In any case, around noon the sun came out and my wife Melissa (one of the film’s stars, playing a binoculars-toting agent costumed in a shiny silver trench coat and shades) and I found a parking spot—not easy in Baltimore today, since the city government spends more time messing around with pointless street construction rather than crime, renovation of boarded-up houses, larcenous water bills and education—and were tickled that a good crowd had assembled, some drawn in by the film’s poster, a wonderful illustration by our friend Danny Hellman, and we all sat down in folding chairs, watched a few trailers for upcoming revivals like Fail Safe, and a short and head-exploding film by Ralston Finney, who was HBG’s Director of Photography as well as a character in the movie itself.
I saw an almost-ready cut of HBG six months ago (and lived through Nicky directing segments of the movie at our house, barking out orders like… well, like I’d guess film directors do) but I popped a button on me trousers for the pride—a sin, according to kooky Christian cant, but nuts to that, and isn’t sloth worse?—seeing it on a big screen and hearing chuckles and complimentary comments from others around us. Hasn’t Been Grounded is an of-the-moment film essay about Paul Perkins (played by Nicky), a government missile engineer who’s losing his mind—and his few friends—because he’s convinced the government is spying on him. (Like millions, I feel like that every day when making a purchase online or, even worse, traversing the Byzantine hoops that banks impose on customers.) Danny Greenwald provided a buzzy, eerie score for the action, as Paul traipses up and down Baltimore streets, visits his therapist several times until he’s terminated for impertinence, bickers with a co-worker (a wonderful turn by Mimi Owaske) while compiling statistics for the “non-violent” Trojan Trident missile they’re getting ready for presentation, has a basement dentist appointment that doesn’t go well—but he’s not getting ominous signals from a filling; that’d be too 1970s—and tells everyone who’s berating him for nutso behavior that he’s not on any drugs. Except the bottles of Coke he drinks and collects in his apartment.

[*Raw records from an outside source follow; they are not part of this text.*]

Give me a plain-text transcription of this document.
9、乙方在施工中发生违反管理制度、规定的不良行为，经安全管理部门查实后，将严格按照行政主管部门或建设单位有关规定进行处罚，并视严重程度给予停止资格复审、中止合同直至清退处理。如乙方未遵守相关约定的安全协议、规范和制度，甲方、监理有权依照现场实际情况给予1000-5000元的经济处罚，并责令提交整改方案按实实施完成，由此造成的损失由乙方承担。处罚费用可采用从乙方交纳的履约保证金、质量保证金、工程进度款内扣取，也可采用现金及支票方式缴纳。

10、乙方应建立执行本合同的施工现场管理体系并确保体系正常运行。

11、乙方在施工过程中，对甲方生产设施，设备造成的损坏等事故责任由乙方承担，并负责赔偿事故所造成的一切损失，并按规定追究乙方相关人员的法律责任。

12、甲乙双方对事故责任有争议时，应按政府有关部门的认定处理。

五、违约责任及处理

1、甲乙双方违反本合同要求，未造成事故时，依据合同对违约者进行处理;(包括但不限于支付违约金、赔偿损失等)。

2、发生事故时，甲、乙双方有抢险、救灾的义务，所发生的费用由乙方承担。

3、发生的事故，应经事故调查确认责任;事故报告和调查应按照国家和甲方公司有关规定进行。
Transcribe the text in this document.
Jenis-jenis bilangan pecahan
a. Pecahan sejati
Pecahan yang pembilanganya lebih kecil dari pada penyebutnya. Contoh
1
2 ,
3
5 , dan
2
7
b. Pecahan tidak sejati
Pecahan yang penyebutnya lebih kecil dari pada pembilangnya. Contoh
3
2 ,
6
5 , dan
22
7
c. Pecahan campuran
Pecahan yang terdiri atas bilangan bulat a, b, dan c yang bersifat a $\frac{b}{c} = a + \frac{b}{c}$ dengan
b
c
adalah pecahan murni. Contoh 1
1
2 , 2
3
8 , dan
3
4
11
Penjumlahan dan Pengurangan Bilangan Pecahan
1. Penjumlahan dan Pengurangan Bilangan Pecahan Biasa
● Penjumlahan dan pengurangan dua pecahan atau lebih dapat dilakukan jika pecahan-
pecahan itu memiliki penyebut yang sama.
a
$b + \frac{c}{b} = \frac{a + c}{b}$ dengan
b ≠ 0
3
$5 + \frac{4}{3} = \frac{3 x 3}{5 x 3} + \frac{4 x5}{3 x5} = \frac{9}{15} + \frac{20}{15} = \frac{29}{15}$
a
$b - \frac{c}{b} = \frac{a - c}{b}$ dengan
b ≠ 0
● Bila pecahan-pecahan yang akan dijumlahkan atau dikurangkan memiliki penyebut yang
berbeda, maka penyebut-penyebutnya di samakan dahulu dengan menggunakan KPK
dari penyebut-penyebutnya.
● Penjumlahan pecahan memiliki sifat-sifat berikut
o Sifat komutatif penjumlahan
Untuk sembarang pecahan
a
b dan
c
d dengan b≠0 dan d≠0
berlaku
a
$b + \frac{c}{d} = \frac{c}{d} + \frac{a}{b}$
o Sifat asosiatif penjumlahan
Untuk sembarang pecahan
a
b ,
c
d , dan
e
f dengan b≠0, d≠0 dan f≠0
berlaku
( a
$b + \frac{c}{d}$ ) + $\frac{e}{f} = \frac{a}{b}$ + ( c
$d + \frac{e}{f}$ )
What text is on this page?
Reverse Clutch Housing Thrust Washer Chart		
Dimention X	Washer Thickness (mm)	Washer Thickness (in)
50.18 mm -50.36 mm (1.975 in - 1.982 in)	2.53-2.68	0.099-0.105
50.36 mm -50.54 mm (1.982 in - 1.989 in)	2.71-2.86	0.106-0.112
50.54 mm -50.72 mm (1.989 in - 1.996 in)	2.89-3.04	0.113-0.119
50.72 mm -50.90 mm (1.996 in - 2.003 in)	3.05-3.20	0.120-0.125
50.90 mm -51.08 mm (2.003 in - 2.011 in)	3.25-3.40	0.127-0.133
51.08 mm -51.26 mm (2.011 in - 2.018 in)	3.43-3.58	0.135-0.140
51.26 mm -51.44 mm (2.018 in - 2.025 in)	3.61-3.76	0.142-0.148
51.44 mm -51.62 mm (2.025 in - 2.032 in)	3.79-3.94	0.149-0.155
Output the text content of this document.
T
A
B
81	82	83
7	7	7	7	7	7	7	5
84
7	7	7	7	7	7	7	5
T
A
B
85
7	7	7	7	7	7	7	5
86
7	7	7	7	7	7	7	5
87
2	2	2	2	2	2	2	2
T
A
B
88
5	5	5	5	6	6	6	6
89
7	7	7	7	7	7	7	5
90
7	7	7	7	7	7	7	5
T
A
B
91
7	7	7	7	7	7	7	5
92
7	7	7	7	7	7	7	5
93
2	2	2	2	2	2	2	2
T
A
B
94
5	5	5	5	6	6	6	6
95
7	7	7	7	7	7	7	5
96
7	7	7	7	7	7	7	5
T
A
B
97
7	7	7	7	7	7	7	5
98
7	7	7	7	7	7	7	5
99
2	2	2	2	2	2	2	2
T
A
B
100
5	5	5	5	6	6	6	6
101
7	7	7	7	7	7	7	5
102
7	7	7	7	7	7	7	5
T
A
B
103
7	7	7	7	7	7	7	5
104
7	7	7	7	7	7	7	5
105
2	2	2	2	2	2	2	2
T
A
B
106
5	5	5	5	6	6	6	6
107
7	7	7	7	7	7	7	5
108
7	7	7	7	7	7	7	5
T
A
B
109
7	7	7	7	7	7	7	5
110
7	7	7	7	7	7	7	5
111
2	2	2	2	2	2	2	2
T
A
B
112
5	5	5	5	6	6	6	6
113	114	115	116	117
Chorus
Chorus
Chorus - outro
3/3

There are beautiful rooftop shots showing the city—oh, and a cameo by our dog Billy Smith, who’s confused by my wife’s costume and character persona—but what’s not beautiful is that Paul Perkins is fucked. Some remember, or have heard about, the 1960s catch-phrase “Don’t trust anyone over 30,” and in HBG that’s altered, implying “Don’t trust anyone who works for the U.S. government.” I never did—and less so, today—but seeing Nicky’s examination of this theme was crazy-great, and for few hours after I looked over my shoulder, a la The Parallax View or Three Days of the Condor.
Unlike my son, I’ve little knowledge of the film industry—I watch a lot of movies and have favorites, but as a fan, not a critic; the intense fury over the latest Sight & Sound ranking of the Greatest Films of All Time, a survey released every 10 years, slid right past me—and when you make a labor-intensive feature on a budget that’s counted in dollar bills it’s hard to tell where it lands up. But this has been Nicky’s ambition since he was a pre-teen (one of his first movies was made in Nantucket in 2004, at a family reunion for my brother Jeff’s 60th birthday, and he nosed around and caught some juicy bits of conversation) and who can take issue with that? Artists have heads full of ideas, probably 50 a day, and some achieve notoriety and varying levels of success, others don’t. But you’re following The Dream—even if it runs toward a nightmare—and not dreading getting up each morning and counting down the minutes down to Happy Hour (or years until Social Security kicks in, if it still exists), like a drooling drone who can’t figuratively put one foot in front of the other.